Pharmaceutical companies prohibited from effacing old prices of products, companies approve

Reem Hosam El-din
4 Min Read

The Pharmaceuticals, Cosmetics, and Appliances Chamber in the Federation of Egyptian Industries (FEI) has revealed that companies working in the pharmaceuticals sector that were included in the decision to increase the prices of their products are willing to approve the decision made by the Ministry of Health on Sunday to prohibit effacing older prices printed on pharmaceutical packaging and replace them with new prices.

The Central Administration of Pharmaceuticals Affairs (CAPA) affiliated to the Ministry of Health has notified the companies in a memo that its previous decision to allow effacing the old prices on the packaging and replacing them with new ones will be suspended.

The note pointed out that as an affixation to the decision made by the Ministry of Health to increase the prices of 3,010 types of pharmaceuticals, based on the decision made mid-January, the companies are prohibited from effacing the prices printed on old packages. It added that “new packages should be printed with the new prices on them”.

Dr. Ali Ouf, head of the Pharmaceuticals Division at the Federation of Egyptian Chamber of Commerce (FEDCOC), said that the federation was against the CAPA’s primary decision to efface old prices. He stressed that the FEDCOC will be filing a grievance to head of the CAPA, Rasha Ziada, against the decision.

“While the decision was a way to help patients who purchase the medications subject to the recent price increase, accommodate the increase and create a transitional phase between the old and new prices, it will make medication less available for patients as printing new packages will take time; nearly three months,” Ouf said.

He explained that the paper used for making the packs, as well as the ink used to print, are both imported in large amounts and paid for in US dollars, which means that the decision to make new packages will harm companies. “The stock of packs is bought to be sufficient for a specific period of time, and changes made to the long-term plans set up by pharmaceutical companies will cause tremendous losses as well as affect the availability of pharmaceuticals for patients,” Ouf pointed out.
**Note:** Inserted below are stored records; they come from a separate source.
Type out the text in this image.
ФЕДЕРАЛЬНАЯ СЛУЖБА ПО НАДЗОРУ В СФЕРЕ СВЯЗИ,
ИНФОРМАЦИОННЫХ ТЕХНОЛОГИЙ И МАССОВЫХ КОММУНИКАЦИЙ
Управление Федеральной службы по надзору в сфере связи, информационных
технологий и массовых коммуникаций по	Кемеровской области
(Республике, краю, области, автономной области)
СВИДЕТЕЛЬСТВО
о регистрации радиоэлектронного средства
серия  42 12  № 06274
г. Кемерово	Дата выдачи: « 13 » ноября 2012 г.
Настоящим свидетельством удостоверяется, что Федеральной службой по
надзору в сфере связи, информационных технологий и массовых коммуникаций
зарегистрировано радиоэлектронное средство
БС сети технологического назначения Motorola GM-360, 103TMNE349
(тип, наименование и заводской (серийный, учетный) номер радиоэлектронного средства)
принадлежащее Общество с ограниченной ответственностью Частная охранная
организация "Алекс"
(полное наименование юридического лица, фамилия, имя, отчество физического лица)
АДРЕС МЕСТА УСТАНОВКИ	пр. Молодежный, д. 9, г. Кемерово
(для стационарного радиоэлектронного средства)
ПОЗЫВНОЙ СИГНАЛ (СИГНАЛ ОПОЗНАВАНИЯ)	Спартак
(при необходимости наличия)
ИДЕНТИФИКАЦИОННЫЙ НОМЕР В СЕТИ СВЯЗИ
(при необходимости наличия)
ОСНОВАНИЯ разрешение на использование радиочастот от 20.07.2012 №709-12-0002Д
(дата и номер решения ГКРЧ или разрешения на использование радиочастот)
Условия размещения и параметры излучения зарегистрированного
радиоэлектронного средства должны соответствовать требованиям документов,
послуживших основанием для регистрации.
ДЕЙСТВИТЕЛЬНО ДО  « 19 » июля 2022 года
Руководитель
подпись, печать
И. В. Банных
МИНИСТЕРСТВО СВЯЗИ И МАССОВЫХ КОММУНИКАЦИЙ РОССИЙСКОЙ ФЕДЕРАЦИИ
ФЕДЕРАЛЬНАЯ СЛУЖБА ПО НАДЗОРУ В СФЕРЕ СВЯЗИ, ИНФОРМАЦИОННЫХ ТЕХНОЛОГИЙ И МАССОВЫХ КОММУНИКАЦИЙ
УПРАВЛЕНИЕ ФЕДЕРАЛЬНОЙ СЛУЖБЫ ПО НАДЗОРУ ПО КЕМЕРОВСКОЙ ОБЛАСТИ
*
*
He stressed that the party which made the decision must bear the financial burdens for it, not the companies.

On the other hand, a source in the Pharmaceuticals Chamber stated that the decision is good and will contribute to controlling the medication market and prevent confusion between citizens and pharmacists despite the losses borne by pharmaceutical companies.

“Sources explained that companies will have to print new packages and bear the losses, and will be forced to get rid of the stock materials used for packaging and printing,” according to the source.

Dr. Ahmed Emad El-din, Minister of Health, announced mid-January that 15% of local medications’ prices, and 20% of imported medications’ prices will increase based on varying price segments.